While the school contends with the blowback from the lecture, Patrick Grzanka, a University of Tennessee at Knoxville associate professor of psychology who studies racism, says the negative responses to Khilanani's words highlight the White lens that filters who is allowed to have free speech and who is afforded an explanation for their words or actions.

"Whose speech do we view as dangerous?" said Grzanka, who is White. "I think it's pretty clear and excessively evident that when [people of color] articulate anger in the public that is one of the fastest way to activate White outrage machine."

Some violence by White people, he said, had been rationalized or given idiosyncratic leeway in a distorted framing of real violence versus the threat of it from a person of color.

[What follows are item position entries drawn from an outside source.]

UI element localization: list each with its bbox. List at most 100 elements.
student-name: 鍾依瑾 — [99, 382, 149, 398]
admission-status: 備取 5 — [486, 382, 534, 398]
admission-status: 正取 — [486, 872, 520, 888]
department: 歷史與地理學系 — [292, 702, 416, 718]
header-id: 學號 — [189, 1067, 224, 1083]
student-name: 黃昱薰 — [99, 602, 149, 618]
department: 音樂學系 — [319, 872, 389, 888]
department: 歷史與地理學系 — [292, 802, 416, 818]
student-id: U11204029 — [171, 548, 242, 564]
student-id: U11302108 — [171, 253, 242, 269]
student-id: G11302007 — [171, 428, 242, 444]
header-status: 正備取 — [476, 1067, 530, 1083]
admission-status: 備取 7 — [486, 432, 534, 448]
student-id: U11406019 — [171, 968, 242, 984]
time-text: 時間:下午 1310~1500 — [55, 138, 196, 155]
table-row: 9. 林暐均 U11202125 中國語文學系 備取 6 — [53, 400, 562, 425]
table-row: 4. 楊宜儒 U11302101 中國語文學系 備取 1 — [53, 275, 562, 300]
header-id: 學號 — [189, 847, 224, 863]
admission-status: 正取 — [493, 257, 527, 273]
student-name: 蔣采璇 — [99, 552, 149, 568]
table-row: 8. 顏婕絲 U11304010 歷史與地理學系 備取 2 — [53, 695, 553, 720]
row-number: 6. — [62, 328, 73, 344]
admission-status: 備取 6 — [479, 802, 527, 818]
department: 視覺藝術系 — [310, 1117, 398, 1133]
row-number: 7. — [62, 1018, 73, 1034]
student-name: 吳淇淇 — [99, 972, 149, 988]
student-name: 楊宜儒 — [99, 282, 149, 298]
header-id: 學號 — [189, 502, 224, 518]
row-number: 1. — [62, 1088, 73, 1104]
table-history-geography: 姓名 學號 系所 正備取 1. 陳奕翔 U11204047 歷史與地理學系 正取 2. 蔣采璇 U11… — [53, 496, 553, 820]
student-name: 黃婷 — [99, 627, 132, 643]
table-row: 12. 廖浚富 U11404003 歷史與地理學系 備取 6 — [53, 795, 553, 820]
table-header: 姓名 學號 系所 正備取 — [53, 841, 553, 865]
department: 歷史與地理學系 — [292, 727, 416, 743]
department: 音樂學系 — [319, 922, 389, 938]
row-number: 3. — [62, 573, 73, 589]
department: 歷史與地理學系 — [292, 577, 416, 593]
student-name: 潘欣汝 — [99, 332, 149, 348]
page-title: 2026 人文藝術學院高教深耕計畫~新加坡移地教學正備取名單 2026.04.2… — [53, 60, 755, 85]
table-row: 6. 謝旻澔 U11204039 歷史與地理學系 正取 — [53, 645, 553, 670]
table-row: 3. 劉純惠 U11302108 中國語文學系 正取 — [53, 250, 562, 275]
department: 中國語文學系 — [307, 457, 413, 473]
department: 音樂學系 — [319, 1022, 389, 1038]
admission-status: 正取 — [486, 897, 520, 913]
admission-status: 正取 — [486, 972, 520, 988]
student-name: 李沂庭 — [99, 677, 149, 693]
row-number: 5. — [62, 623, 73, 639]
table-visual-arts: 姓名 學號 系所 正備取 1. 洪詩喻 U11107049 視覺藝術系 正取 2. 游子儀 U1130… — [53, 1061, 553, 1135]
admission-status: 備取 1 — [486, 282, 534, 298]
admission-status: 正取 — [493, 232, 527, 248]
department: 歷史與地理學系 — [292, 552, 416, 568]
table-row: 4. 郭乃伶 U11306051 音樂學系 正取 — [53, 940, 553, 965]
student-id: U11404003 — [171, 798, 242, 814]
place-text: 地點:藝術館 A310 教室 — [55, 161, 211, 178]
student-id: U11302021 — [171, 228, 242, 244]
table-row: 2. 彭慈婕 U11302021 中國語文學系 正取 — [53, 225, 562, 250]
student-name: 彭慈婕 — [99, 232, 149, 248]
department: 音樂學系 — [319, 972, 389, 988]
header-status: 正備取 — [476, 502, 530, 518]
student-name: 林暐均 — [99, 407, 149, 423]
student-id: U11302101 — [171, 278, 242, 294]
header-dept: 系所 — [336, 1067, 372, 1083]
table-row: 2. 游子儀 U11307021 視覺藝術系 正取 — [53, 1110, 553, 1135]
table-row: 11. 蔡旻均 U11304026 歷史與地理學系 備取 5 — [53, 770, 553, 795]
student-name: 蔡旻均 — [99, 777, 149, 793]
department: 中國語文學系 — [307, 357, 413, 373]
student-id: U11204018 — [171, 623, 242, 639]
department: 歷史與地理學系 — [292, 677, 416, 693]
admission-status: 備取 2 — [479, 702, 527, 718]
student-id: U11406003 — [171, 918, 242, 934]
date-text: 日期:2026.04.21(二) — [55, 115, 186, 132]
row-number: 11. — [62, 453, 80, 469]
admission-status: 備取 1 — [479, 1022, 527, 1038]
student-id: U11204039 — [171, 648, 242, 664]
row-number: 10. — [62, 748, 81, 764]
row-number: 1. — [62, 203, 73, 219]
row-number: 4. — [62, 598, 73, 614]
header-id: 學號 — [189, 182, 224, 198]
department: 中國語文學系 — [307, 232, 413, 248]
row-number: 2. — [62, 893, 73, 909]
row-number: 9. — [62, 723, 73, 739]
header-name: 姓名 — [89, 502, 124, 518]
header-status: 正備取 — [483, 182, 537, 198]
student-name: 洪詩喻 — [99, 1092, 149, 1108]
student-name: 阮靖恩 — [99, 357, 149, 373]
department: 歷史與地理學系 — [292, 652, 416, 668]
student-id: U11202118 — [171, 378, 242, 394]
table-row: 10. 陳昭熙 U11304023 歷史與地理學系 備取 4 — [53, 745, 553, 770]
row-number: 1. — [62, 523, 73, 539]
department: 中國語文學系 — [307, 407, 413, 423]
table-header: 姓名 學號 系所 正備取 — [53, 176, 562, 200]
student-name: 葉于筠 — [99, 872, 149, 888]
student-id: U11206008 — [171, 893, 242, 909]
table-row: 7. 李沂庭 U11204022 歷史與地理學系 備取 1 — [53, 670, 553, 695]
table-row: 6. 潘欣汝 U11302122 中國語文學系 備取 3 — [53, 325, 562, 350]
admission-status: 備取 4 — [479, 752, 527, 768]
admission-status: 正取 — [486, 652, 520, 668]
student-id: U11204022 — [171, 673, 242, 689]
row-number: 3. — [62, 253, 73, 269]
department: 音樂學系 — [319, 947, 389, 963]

Coleman said the school should be asking itself questions about why the speech made everyone uncomfortable and how to deal with that discomfort, and examining its policing about who should be silenced.

"That's the real work of equity, inclusion and anti-racism," she said. "It's very easy to read Ta-Nehisi Coates and Ibrahim Kindi [instead of] saying 'I may have been messing up a lot.'"

Sharon Elise, a sociology professor at California State University at San Marcos, said that Khilanani's lecture was not "constructive" and that her comments ignore the international and cross-racial unity that occurred in the aftermath of George Floyd's May 2020 murder.

"They're provocative. But what are you provoking?" she said. "I just don't feel that's how most of us feel. . . . Engaging with each other about race has to happen for it to change."